El tono de flujo menstrual intenso quiere decir que acaba de ser arrojado. Tiene una consistencia ligera y es común en los periodos. Realmente no hay de qué preocuparse.

Rojo oscuro

Si el color de la sangre de tu menstruación tiene un toque púrpura y un aspecto seco, significa que el desecho es viejo. Por alguna razón, se quedó más tiempo en el útero y, al ser expulsado, tomó ese color. Por ello, al empezar el periodo puedes arrojar sangre de tu ciclo anterior.

Café oscuro

Este tono en el desecho vaginal es completamente regular siempre y cuando te encuentres al final de tu periodo. Las cantidad de flujo es muy poca. Se trata de los últimos residuos. Por lo general es el tejido del endometrio, el cual debe ser expulsado para su renovación.

Naranja

Regulación del ciclo menstrual

En ocasiones, es posible que la sangre que se encuentra en el cuello uterino se mezcle con la sangre menstrual. Por ello, vemos que se forma un desecho heterogéneo, en el que se distinguen rayas naranjas con rojas. Si el tono naranja es más fuerte, hay que acudir al ginecólogo pues es posible que haya infección.

Descubre: ¿Cuándo debes visitar al ginecólogo?

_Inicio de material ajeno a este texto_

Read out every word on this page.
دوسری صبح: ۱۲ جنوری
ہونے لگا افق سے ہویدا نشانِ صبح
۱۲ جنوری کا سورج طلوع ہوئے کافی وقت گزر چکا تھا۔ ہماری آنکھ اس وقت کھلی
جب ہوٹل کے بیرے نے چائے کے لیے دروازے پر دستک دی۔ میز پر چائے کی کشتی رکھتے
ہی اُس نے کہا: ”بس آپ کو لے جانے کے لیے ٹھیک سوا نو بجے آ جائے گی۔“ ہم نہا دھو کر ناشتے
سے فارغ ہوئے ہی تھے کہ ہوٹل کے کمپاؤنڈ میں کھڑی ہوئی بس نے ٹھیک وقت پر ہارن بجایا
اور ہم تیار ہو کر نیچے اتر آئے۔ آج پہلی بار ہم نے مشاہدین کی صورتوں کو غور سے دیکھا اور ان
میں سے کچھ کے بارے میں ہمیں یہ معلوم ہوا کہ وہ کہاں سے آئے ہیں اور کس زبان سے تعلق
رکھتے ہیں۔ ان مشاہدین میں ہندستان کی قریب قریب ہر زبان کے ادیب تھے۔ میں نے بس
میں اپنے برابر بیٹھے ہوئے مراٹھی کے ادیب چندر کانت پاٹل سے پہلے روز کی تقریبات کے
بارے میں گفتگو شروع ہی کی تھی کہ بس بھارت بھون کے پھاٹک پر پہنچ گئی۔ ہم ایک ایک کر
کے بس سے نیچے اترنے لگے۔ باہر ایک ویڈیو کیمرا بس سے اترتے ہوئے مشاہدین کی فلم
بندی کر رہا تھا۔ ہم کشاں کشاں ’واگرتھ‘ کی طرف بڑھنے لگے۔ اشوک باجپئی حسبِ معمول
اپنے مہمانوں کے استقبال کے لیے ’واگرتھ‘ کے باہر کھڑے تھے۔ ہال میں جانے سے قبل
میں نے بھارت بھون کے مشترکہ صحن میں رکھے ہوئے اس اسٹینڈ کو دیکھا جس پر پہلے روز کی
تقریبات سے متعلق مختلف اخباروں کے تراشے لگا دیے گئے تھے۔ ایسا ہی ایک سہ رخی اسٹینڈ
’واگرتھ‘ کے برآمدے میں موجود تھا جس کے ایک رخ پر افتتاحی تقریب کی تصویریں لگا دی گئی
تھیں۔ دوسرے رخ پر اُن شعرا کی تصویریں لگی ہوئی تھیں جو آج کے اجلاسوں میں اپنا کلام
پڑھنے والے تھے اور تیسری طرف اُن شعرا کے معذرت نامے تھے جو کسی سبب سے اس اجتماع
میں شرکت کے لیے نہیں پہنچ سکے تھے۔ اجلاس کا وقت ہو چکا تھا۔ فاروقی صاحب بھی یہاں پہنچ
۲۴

Consejos para  tener un buen ciclo

Recuerda mantener una buena hidratación. Muchos recomiendan beber, por los menos, 2 litros de agua al día. Se vale recurrir a infusiones calientes, ya que además de hidratarte, favorecen la circulación en la sangre, aumentan la frecuencia de micción y desinflaman la zona.

Adicionalmente, procura cuidar lo que comes y evitar los excesos. Ten presente que los cambios bruscos en la forma de comer alteran tus emociones y estado físico, incluyendo, el color de la sangre. Te recomendamos que consumas alimentos ricos en triptófano, tales como: cereales, pan y arroz, puesto que ayudan a la producción de serotonina.

Asimismo, aléjate de la comida grasosa. La chatarra y la menstruación no son una buena combinación, pues son un detonante del estreñimiento y la reducción de estrógenos.

Otro aspecto que debes cuidar es el descanso. En este sentido, procura dormir lo suficiente cada día. Es importante descansar para reforzar las defensas, mejorar la digestión y haya un buen funcionamiento en el corazón.

Finalmente, no dejes de lado el ejercicio físico. Salir al aire libre ayuda liberar tensiones. Además, si realizamos actividad física fuera de casa o el gimnasio, el cuerpo liberará endorfinas que ayudarán a aliviar el dolor.